A somewhat counter-intuitive mathematical fact is that effective aperture (\$A_{eff}\$) and gain (\$G\$) are related:

$$ G = \frac {4 \pi A_{eff} } { \lambda^2 } $$

\$\lambda\$ is the wavelength, and people tend to develop a misconception here: that the physics of energy transmission are somehow different depending on frequency. They aren't. All electromagnetic radiation decreases with distance according to the inverse square law, be it AM broadcasts, visible light, or gamma radiation. See Is free space path loss dependent on frequency? and Why is antenna aperture a function of wavelength?

What this equation is telling you is this: as frequency decreases and gain remains constant, the aperture increases. But a half-wavelength dipole for 750 kHz is also physically much larger than a half-wavelength dipole for 2.4 GHz, so although they each have the same gain, it would make sense that the 750 kHz dipole has a larger aperture.

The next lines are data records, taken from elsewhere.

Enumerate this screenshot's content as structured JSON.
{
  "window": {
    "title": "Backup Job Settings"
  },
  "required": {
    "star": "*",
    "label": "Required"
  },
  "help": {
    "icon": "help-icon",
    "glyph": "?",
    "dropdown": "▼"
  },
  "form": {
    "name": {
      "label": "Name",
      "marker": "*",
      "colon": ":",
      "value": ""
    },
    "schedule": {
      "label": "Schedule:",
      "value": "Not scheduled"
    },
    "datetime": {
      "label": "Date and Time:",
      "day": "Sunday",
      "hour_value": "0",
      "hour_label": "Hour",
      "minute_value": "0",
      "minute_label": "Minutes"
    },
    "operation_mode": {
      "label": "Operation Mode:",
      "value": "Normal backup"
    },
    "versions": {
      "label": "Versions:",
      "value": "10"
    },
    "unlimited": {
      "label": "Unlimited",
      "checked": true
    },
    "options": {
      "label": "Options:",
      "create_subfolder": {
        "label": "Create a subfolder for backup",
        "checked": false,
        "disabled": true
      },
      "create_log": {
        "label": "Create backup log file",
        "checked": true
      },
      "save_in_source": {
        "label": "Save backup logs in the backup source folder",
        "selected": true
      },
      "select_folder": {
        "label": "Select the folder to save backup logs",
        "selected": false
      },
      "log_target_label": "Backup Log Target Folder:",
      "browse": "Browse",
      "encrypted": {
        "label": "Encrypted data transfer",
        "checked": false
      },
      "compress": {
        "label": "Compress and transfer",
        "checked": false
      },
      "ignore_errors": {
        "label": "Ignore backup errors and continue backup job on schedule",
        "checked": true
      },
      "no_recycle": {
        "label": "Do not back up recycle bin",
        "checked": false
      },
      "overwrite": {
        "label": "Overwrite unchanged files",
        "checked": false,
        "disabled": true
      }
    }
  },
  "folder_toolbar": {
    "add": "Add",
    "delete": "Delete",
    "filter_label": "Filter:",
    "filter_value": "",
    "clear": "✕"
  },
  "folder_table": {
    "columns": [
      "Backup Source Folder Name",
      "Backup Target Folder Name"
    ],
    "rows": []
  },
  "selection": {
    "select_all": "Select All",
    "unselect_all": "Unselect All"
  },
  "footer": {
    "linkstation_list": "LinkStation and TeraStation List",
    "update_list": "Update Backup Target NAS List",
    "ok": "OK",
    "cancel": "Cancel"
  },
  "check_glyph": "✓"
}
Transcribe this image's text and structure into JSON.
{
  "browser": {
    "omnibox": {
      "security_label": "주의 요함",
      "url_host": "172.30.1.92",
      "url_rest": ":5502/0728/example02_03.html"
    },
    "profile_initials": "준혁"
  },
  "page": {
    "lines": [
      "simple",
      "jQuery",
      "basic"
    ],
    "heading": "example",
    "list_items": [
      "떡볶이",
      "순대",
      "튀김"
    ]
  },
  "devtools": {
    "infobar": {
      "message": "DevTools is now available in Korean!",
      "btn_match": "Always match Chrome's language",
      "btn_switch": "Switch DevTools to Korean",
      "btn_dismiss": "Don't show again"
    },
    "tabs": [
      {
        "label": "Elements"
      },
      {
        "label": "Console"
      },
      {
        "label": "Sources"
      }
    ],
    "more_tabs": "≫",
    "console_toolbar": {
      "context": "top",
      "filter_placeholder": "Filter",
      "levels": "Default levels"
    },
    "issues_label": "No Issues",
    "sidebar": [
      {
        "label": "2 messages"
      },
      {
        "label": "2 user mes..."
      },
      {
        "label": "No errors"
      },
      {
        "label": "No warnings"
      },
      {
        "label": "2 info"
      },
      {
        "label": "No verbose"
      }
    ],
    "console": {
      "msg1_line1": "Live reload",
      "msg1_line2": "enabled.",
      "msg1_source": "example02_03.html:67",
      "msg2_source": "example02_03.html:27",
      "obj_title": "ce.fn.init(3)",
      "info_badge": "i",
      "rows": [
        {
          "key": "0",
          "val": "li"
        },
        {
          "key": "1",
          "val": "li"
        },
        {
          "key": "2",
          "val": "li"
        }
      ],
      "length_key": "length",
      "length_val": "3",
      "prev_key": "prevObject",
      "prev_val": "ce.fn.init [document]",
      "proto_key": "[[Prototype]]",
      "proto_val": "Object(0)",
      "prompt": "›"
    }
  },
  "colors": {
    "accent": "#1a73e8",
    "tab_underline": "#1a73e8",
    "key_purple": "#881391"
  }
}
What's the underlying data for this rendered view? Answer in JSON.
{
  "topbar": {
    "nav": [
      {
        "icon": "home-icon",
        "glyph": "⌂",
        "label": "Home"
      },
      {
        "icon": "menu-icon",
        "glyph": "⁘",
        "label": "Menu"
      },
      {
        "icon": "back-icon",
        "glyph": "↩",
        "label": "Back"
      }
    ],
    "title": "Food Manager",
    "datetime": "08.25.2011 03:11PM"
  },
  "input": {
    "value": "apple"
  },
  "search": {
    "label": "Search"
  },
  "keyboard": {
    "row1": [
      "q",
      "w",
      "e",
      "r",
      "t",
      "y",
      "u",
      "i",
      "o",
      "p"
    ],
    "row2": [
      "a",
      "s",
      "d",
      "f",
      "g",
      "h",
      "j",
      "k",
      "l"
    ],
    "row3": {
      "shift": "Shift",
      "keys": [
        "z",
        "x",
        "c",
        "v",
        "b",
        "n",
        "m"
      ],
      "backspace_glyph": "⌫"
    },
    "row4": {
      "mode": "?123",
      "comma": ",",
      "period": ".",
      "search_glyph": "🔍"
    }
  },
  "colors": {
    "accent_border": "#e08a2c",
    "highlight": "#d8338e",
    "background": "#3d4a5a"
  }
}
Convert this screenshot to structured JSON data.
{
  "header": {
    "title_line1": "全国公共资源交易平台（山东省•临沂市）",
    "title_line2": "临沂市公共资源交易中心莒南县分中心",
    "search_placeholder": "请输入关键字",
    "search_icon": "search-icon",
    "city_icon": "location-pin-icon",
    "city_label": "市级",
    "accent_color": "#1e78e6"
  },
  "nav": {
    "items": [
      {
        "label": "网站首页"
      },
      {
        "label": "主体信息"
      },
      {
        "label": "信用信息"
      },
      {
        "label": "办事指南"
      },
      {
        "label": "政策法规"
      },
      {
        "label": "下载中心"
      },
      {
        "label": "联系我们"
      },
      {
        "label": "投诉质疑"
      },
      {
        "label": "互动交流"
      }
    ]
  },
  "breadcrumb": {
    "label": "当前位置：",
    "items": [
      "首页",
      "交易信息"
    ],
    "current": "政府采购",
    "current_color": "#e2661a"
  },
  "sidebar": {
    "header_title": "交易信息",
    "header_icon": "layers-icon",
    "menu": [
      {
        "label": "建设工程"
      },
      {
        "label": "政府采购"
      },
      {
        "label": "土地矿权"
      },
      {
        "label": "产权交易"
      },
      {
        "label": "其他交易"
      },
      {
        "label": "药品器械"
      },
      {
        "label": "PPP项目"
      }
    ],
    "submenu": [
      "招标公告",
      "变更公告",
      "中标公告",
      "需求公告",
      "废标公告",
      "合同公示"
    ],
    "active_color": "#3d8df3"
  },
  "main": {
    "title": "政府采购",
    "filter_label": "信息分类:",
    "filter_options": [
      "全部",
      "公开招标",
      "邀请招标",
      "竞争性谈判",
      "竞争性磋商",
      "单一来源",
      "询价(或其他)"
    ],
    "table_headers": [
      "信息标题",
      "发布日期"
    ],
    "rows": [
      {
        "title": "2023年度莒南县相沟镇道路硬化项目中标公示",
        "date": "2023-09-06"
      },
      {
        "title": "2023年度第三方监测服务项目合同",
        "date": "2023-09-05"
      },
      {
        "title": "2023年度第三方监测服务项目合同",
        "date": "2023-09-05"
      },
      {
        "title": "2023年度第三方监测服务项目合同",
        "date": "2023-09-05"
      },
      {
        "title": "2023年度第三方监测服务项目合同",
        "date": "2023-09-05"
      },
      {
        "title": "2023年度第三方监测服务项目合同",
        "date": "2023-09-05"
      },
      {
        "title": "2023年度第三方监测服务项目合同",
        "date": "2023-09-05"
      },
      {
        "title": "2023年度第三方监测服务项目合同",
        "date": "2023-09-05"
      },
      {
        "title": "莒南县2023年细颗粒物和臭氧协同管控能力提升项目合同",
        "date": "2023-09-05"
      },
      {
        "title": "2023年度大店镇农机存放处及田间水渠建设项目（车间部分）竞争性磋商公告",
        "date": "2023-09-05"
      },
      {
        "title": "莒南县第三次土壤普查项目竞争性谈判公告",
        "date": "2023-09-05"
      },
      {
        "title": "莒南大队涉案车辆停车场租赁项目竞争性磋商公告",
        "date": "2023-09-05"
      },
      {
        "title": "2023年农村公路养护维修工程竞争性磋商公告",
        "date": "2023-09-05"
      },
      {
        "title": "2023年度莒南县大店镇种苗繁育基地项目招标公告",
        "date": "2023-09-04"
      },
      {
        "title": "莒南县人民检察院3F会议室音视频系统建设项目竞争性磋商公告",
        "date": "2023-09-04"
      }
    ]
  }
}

Another counter-intuitive result is that an ideal dipole which is infinitesimally small has about the same gain (and effective aperture) as a half-wavelength dipole: 1.76 dBi compared to 2.15 dBi, respectively.

If that's true, then why don't we use infinitesimally small dipoles everywhere? We could save a lot of space. The reason is that to efficiently couple energy with this tiny antenna, you need some kind of matching network, and those parts introduce losses, degrading the efficiency of the system.

But this is still insightful: if you want to maximize received power, focus on minimizing losses first. With the tiny powers you will capture from an antenna, you probably need it to be as efficient as possible, so design for simplicity since each component adds loss. And match your load to the antenna impedance to make the transfer of energy as efficient as possible.